Yine paydaşlar arasında yapılan kullanım anlaşması sonucu her paydaşın yararlanacağı ortak taşınmaz veya bölümlerinin belli bulunması durumunda, davacı paydaş tarafından davalı paydaş aleyhine bu taşınmaza ilişkin elatmanın önlenmesi, ortaklığın giderilmesi, ecrimisil ve benzeri dava açılması hallerinde yine intifadan men koşulu aranmaz.
Bu nedenle, davaya konu taşınmazlar yönünden sayılan istisnalar dışında intifadan men koşulunun gerçekleşmesi aranacak ve intifadan men koşulunun gerçekleştiği iddiası, her türlü delille kanıtlanabilecektir. (Yargıtay Hukuk Genel Kurulunun 27.02.2002 gün ve 2002/3-131 E, 2002/114 K sayılı ilamı)
25.05.1938 tarih ve 29/10 sayılı Yargıtay İçtihadı Birleştirme Kararı ve Yargıtay"ın aynı yoldaki yerleşmiş içtihatları uyarınca ecrimisil davaları beş yıllık zamanaşımına tabi olup bu beş yıllık süre dava tarihinden geriye doğru işlemeye başlar.
Somut olaya gelince; mahkemece yapılan araştırma ve incelemenin hükme yeterli ve elverişli olduğunu söyleyebilme olanağı yoktur.

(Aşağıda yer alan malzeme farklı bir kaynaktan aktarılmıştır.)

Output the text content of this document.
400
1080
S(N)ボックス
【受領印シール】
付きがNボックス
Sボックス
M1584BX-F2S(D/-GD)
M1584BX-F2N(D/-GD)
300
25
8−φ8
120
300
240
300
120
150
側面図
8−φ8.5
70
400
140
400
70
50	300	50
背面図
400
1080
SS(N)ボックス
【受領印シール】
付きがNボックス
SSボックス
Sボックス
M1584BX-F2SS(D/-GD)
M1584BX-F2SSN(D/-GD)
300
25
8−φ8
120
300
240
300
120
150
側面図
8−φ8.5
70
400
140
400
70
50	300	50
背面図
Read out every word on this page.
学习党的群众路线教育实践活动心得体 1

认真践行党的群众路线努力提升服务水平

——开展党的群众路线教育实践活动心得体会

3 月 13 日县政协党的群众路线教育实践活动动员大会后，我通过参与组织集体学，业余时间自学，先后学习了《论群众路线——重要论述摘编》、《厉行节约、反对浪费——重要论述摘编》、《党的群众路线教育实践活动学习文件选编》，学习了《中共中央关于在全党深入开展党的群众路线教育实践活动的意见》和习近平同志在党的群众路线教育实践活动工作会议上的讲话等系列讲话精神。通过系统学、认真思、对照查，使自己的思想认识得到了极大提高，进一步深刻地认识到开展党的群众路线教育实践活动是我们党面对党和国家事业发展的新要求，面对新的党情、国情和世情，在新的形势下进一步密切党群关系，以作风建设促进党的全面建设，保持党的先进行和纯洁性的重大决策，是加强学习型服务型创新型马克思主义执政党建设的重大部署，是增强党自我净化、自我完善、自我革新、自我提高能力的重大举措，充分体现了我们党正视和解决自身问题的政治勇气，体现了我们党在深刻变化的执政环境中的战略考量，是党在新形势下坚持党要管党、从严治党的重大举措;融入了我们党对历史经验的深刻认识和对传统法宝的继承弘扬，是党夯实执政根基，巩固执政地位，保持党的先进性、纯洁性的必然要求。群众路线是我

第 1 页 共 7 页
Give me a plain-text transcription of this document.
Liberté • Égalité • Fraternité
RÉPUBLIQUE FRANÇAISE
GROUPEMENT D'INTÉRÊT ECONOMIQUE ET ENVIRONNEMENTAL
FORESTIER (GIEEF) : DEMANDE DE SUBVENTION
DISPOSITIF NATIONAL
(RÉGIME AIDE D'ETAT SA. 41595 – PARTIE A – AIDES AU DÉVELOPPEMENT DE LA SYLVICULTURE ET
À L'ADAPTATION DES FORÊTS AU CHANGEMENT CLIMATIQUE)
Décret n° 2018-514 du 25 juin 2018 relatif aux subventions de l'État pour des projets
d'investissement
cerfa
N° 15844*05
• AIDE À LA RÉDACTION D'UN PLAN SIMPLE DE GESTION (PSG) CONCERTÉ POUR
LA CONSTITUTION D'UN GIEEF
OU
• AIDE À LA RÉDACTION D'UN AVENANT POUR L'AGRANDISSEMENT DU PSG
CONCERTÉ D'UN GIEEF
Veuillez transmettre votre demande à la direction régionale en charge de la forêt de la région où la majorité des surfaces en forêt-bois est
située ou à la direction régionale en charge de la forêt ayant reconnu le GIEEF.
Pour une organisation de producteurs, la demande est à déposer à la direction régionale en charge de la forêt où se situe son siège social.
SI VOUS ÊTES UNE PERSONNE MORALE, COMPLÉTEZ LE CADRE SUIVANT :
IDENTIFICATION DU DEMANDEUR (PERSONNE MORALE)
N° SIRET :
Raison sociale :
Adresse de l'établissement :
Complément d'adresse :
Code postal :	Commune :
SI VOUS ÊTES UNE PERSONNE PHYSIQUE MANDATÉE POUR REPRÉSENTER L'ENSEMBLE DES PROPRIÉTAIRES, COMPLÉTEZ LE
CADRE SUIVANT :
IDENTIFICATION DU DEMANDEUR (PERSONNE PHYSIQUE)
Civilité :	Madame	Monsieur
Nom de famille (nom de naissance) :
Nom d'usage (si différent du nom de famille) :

Şöyle ki; davalı taraf, çekişme konusu taşınmazlar ile davacılarla paydaş oldukları dava dışı taşınmazların uzun yıllar önce aileler arasında paylaşıldığını, her ailenin kendisine isabet eden yeri kullandığını, dava konusu taşınmazlara karşılık davacıların da, paydaş oldukları dava dışı bir kısım parselleri kullandıklarını, öte yandan davaya konu bir kısım taşınmazlardaki davacıların paylarını da onların eşlerinin ve akrabalarının kullandığını savunduğu ve bu konuda dava dışı bir kısım taşınmazların ada ve parsel numaralarını bildirdiği halde, mahkemece, davalının bu savunması üzerinde durularak, taraflar arasında belirtildiği şekilde bir kullanım biçiminin oluşup oluşmadığı, çekişmeye konu yerleri davacının tasarruf etmesine karşılık, davalının savunmasında bildirdiği taşınmazları davalıların kullanıp kullanmadığı, öte yandan, dava konusu taşınmazlardaki davacıların paylarının, davacıların rızası ile eş veya herhangi bir akrabalarının tasarruf edip etmediği araştırılmış değildir.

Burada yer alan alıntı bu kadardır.